Das sind die Bedingungen, unter denen Kobalt im Kongo industriell abgebaut wird. „Sauberes“ Kobalt, wie es dessen Abnehmer in den Weltkonzernen wohl nennen würden. So ausbeuterisch das wirkt, so wenig spiegelt es noch die Wirklichkeit in Kolwezi wider. Diese beginnt dort, wo der Geheimdienstchef tunlichst verhindern wollte, dass wir je einen Schritt dorthin setzen: Tschabula – eine von zig halboffiziellen Minen.
Die Madame der Minen
Um sie zu betreten, werden wir bei einer Madame vorstellig. Dass die Dame über Macht und Einfluss verfügt, wird klar, sobald man zu ihrem Haus gelangt. Im Schatten eines Mangobaums sitzen Wächter und weisen den Weg ins Innere. Darin, fließendes Wasser, Strom, ein Fernseher, der läuft und damit alles, was sonst kaum einer in Kolwezi hat. Die Madame ist geschäftig, tippt mit ihren gemachten, fein lackierten Fingernägeln auf mehreren Smartphones, krault zwischendurch ihre Katzen und fragt gekonnt uninteressiert nach dem Leben in Europa. Nach einigem Hin und Her nickt sie in Richtung der Wächter, was uns den Aufbruch erlaubt.

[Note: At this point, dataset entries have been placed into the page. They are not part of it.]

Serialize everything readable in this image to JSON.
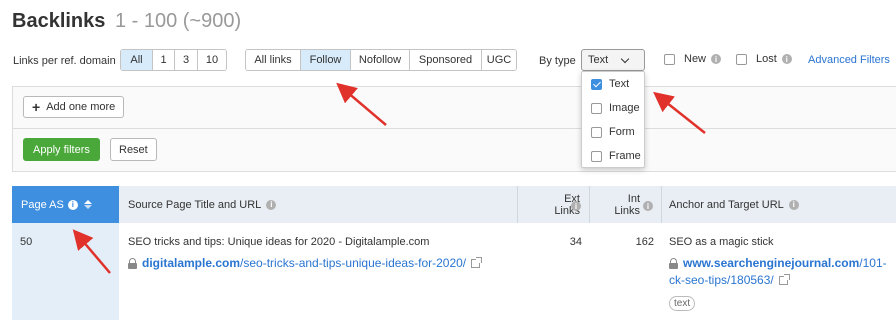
{
  "header": {
    "title": "Backlinks",
    "range": "1 - 100 (~900)"
  },
  "links_per_domain": {
    "label": "Links per ref. domain",
    "options": [
      "All",
      "1",
      "3",
      "10"
    ],
    "selected": "All"
  },
  "link_type": {
    "options": [
      "All links",
      "Follow",
      "Nofollow",
      "Sponsored",
      "UGC"
    ],
    "selected": "Follow"
  },
  "by_type": {
    "label": "By type",
    "value": "Text",
    "options": [
      {
        "label": "Text",
        "checked": true
      },
      {
        "label": "Image",
        "checked": false
      },
      {
        "label": "Form",
        "checked": false
      },
      {
        "label": "Frame",
        "checked": false
      }
    ]
  },
  "new_filter": {
    "label": "New"
  },
  "lost_filter": {
    "label": "Lost"
  },
  "advanced_filters": "Advanced Filters",
  "filter_panel": {
    "add_label": "Add one more",
    "apply_label": "Apply filters",
    "reset_label": "Reset"
  },
  "table": {
    "columns": {
      "page_as": "Page AS",
      "source": "Source Page Title and URL",
      "ext_links_1": "Ext",
      "ext_links_2": "Links",
      "int_links_1": "Int",
      "int_links_2": "Links",
      "anchor": "Anchor and Target URL"
    },
    "rows": [
      {
        "page_as": "50",
        "source_title": "SEO tricks and tips: Unique ideas for 2020 - Digitalample.com",
        "source_domain": "digitalample.com",
        "source_path": "/seo-tricks-and-tips-unique-ideas-for-2020/",
        "ext_links": "34",
        "int_links": "162",
        "anchor": "SEO as a magic stick",
        "target_domain": "www.searchenginejournal.com",
        "target_path_1": "/101-",
        "target_path_2": "ck-seo-tips/180563/",
        "tag": "text"
      }
    ]
  },
  "colors": {
    "accent": "#3f8fe0",
    "apply": "#4aa83a",
    "link": "#2a75d1",
    "arrow": "#e0312b",
    "active_segment": "#d7ebfb"
  }
}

Und dann, völlig unerwartet, eine Gerölllandschaft entlang eines Rinnsals, im Schatten der Abraumhalde von einer der offiziellen Minen. Der Blick gefriert. Das Auge starrt auf zuvor noch nie Gesehenes. Es sind Hunderte Menschen, die schaufeln und schürfen, die wie Ameisen im Abraum der Mine schuften. Starke, junge Männer graben mit der Spitzhacke. Frauen sieben Gestein. Kleine Kinder schleppen kiloschwere Jute-Säcke auf ihren Schultern. Die Burschen erklären, dass sie Felsbrocken vom Rande der Mine herausschlagen und zeigen, wie sie die Säcke über den steilen Abhang heruntertragen. Noch ist das kein Kobalt, was sie in Händen halten, sondern bloß die Hoffnung darauf. „Schimmert das Gestein giftgrün, dann ist Kupfer enthalten. Hat es aber schwarze Flecken, könnte es Kobalt sein“, sagt Ambasto, der 20 ist. Er ist einer der creuseurs, wie sie hier auf Französisch genannt werden, ein Schürfer, der seit zwölf Jahren nichts anderes macht.
Das Kobalt der Kinder
Eine Schule hat er noch nie von innen gesehen und muss lachen beim Gedanken, er hätte früher eine besuchen können. „Das ist doch was für die Kids aus dem Fernsehen, so mit Rucksack und Tafel und so. Hier heißt es für uns graben oder verhungern, ganz einfach.“ Wie zum Beleg, schleppen zwei Buben Säcke voll mit Felsbrocken vorbei. Sie heißen Gaston und Felix, tragen schmutzige Pullover und Sandalen und sind zehn Jahre alt. „Wir helfen der Mama beim Sieben“, sagen sie und erzählen, dass es in der Früh losgeht, mittags kurz Pause ist und sie dann bis zum Abend mit den schweren Säcken hin- und hermarschieren. Dort, wo ihre Mutter schuftet, stehen die Frauen barfuß knöcheltief im Schlamm. Immer wieder bücken sie sich, füllen ihre Plastikschüsseln mit Wasser und schleudern sie über den Aushub. Derselbe Vorgang. Immer und immer wieder. Hunderte Male. An einem einzigen Tag. Bis sich der Rücken krümmt, bis sich das Metall, das etwas wert ist, aus dem Gestein löst. Dass dieses auch hier radioaktives Uran enthält, wissen sie nicht. Ebenso wenig, dass Fehlgeburten und Missbildungen an Babys in der Region exorbitant gestiegen sind und Krebserkrankungen massiv zunehmen.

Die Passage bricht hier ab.